Kapitalist sistemin aşırı tüketime dayalı sanayi sistemine getirdiği değişim elbette iklimsel değişimleri de getirdi. Tüketime dayalı üretimden dolayı atmosfere bırakılan zehirli gazlar atmosferi etkiledi. Dünyada sera etkisi dediğimiz olay meydana gelirken atmosfer delindi ve ultraviyole ışınları daha da serbest, atmosferi katederek dünyaya ulaşırken, insan organizmasını etkilemeye başladı. Atmosfer ultraviyole ışınlarını emici bir özellik gösteriyordu. Bu yüzden cilt kanserinden tutun çeşitli hastalıklar da görülmeye başlandı. ABD Başkanı Trump’a kadar dünyadaki ekolojik bozukluk ve de atmosferin delinmesine karşı ABD hükümetlerinin veya devletinin bağışta bulunduğu, en fazla destekleyeni olduğu biliniyordu. Gün ve gün, yıl ve yıl atmosferdeki sıcaklık da artmaya başladı bu arada. Kutuplar aslında bir bakıma o sebepten dolayı da erimekteydi.Trump seçildikten sonra bu bağışlar durmuş ve elbette bu tip ekolojik mücadeleler de dondurulmuştu. Ne yazık ki, bağışlar dondurulmuş ama dünyanın dengesinin bozulması devam etmiş, Kuzey kutuplarda buzullar ve aysbergler eriyerek, dünyada sel baskınları hatta deniz seviyelerinde de yükselmeler başlamıştı. Şunu da söyleyelim önümüzdeki yıllarda deniz veya nehir kıyılarının yanında bulunan birçok kenti suların basacağı ve sular altında kalınacağı da konuşulmaktadır. Kuzey kutuplarındaki sıcaklık yükselmeleri ise maalesef en doruklarına çıkmıştır.
Ormanların tahrip edilmesi ise başka bir olay olmuştur.
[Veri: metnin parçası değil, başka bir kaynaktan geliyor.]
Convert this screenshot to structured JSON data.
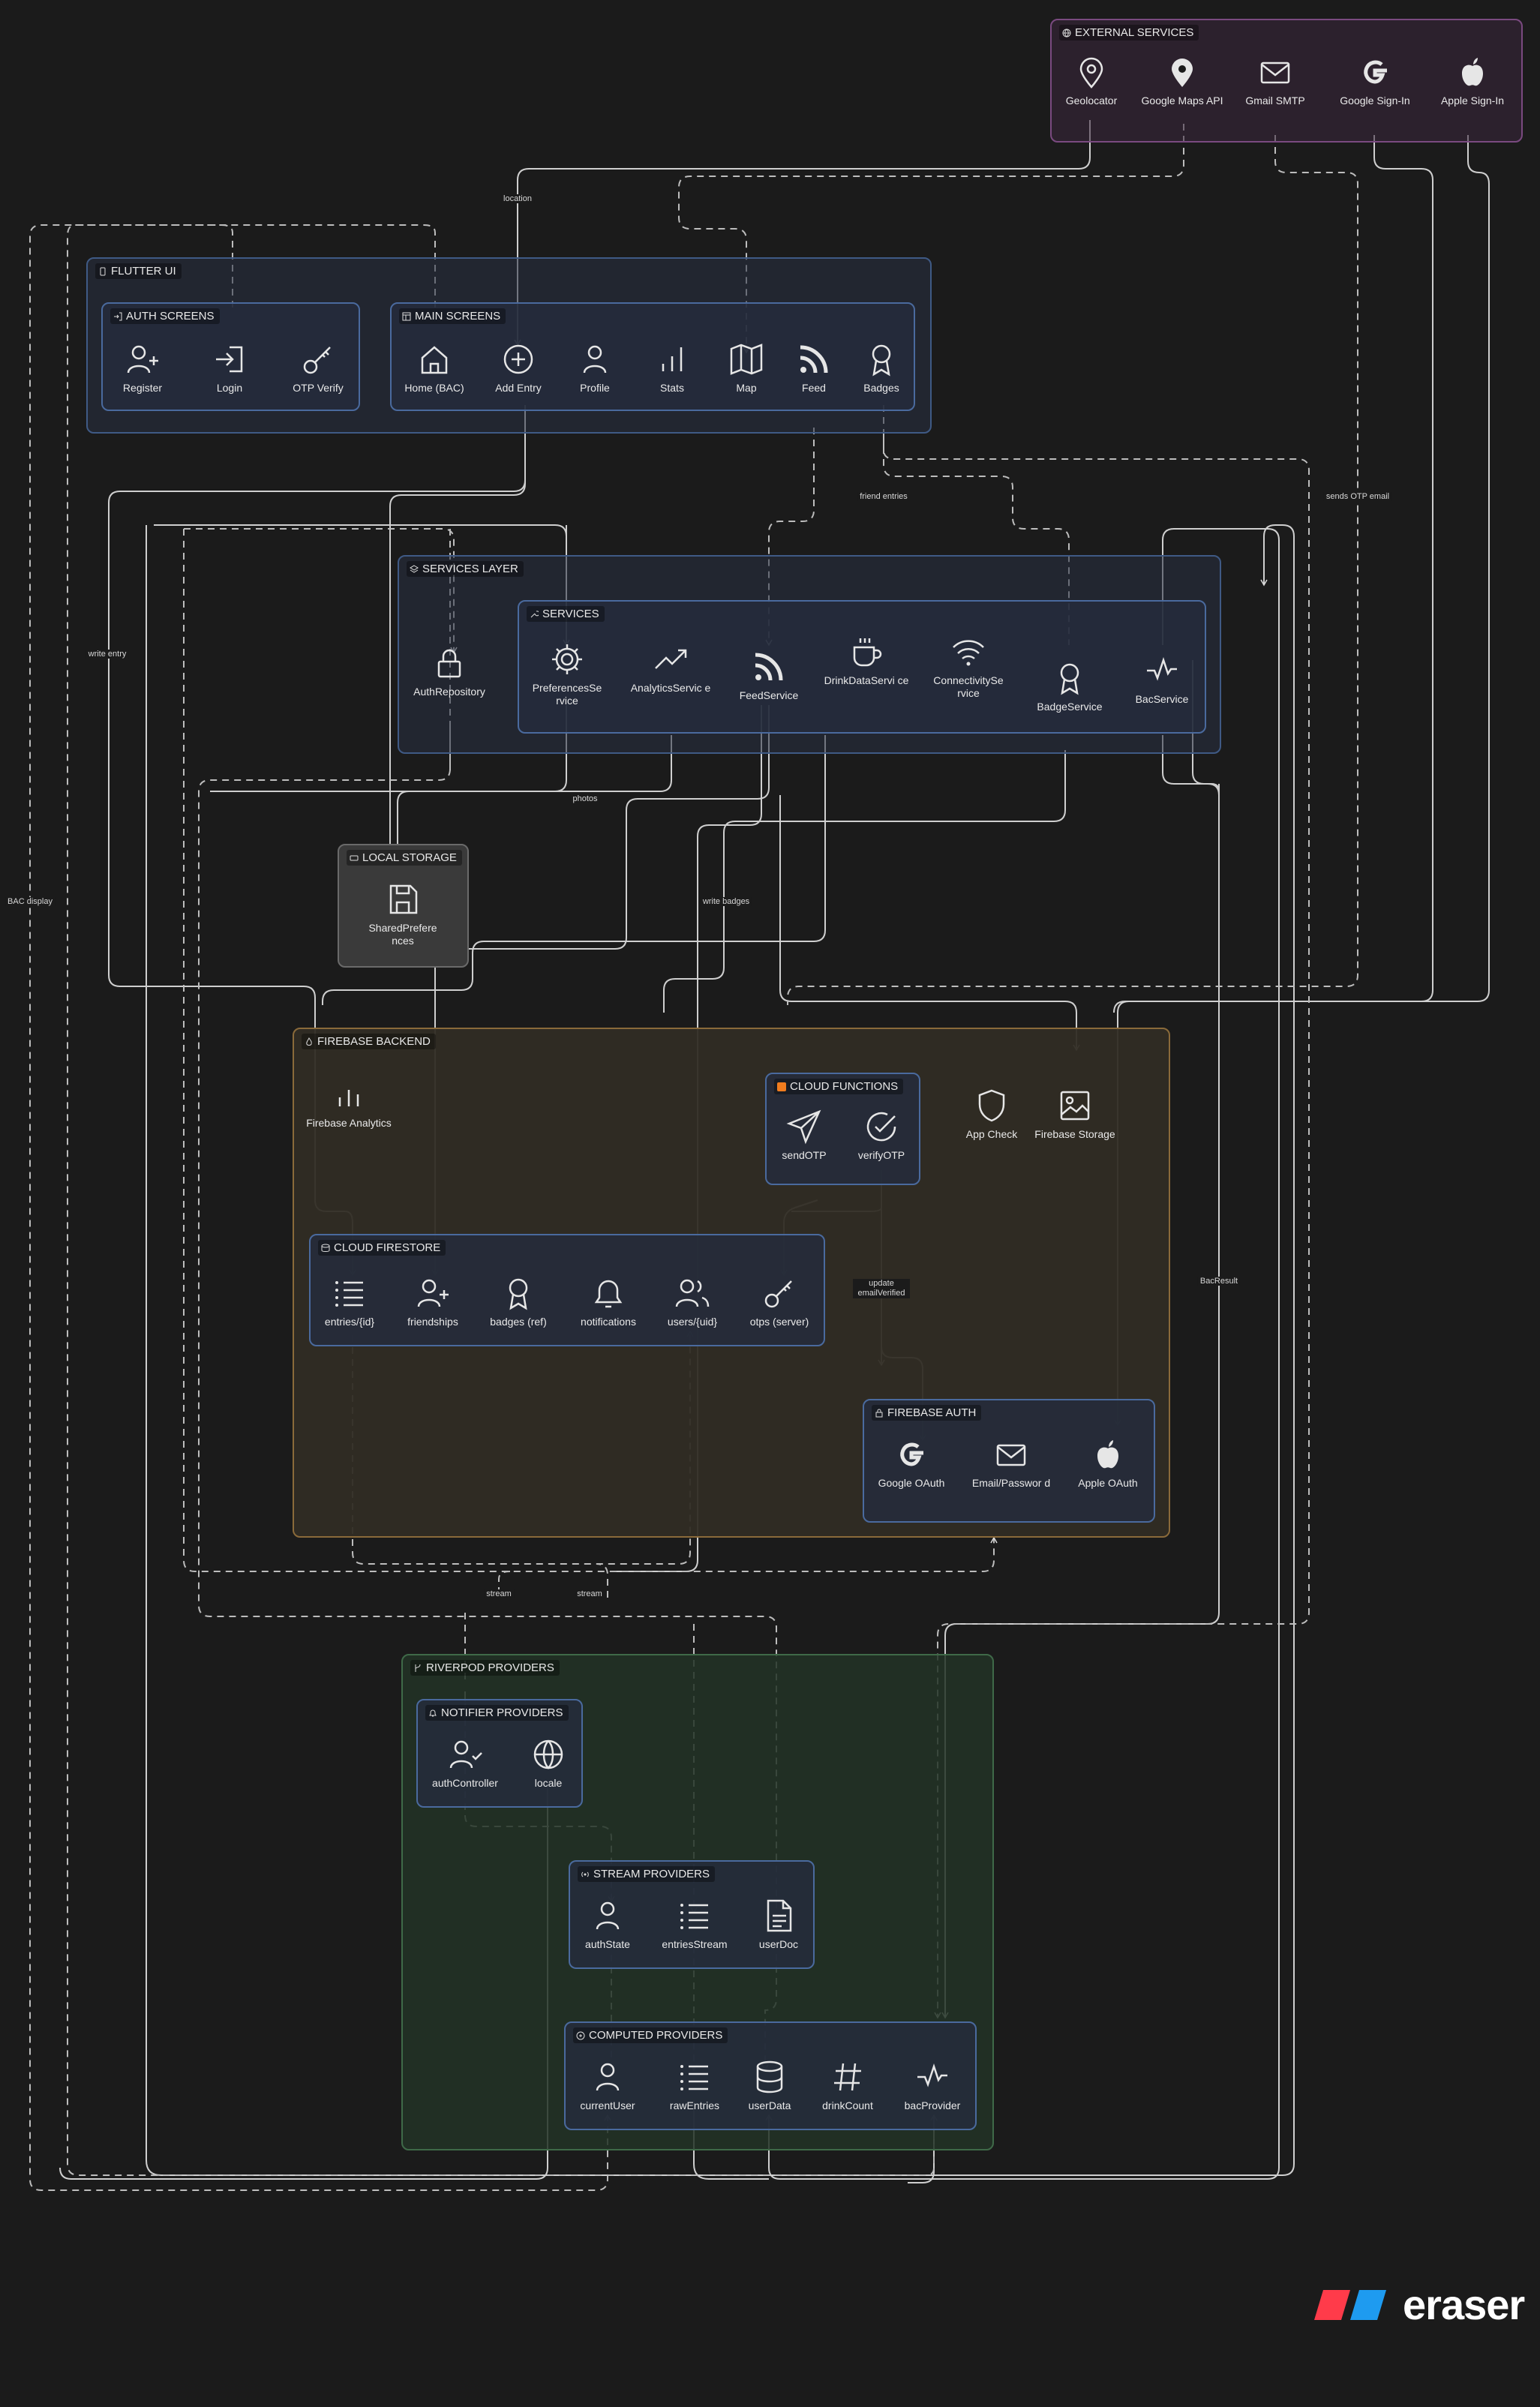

Büyük orman arazileri aslında dünyamızın ciğerleri gibiydi. Bizlere oksijen kazandırmaktaydılar.Endonezya ve Amazonlardaki ormanların bilinçli ve kasti tahribi ve hatta oradaki yerlilerin bir soykırıma uğraması, son seçilen Brezilyalı ırkçı, sağcı ve milliyetçi lider Bolsanaro’nun Amazon’da yerlilerin haykırışlarına kulak asmayarak tahribatlarına devam ettiği, tüm dünya medyasına bile yansımıştı. Avrupa’ya veya New York’a kadar gelen zavallı yerliler seslerini duyurmaya çalışmışlar ama maalesef yerlilerin katliamı da bu eylemler sürerken devam etmiştir.
Avustralya’da ormanların yanması, bir milyar civarında hayvanın ölmesi ise artık bardağı taşıran son damla olmuştur. Son zamanlarda dünyanın virüs salgınları ile çalkalanmaya başlaması, oldukça fazla insanın ölmeye başlaması da bu tahribatlarla ilgilidir. Kuzey Kutupların milyonlarca sene sonra buzulların erimesiyle buzullar içinde uyumaya yüz tutmuş birçok virüs aktif hale gelmiştir. Gene Avustralya’da hayvanların taşıdığı ve hayvanlarda asalak olarak yaşayan virüslerin yaşam için insanları seçtikleri düşünülmektedir. Zararlı virüslerin doğanın tahrip edilmesinden dolayı ortaya çıktıkları gerçeklik gösteriyor.Elbette fakir ve ezilen kesimlerin bu salgınlardan en fazla zarar göreceği de bir gerçektir.
Çevrenin mahvedilmesinden en büyük suçlu eğitimsiz insanlar, düşüncesizce ortaya çıkan ve tüketim ekonomisine önem veren aşırı düşüncesiz sanayileşmedir. Kapitalizm ise baş suçludur.
Doğa ve yaşamla barışık, insanlar arasında kardeşlik ve eşitliği, eşit paylaşımı savunacak yeni bir sistem arayışına girmek artık şarttır.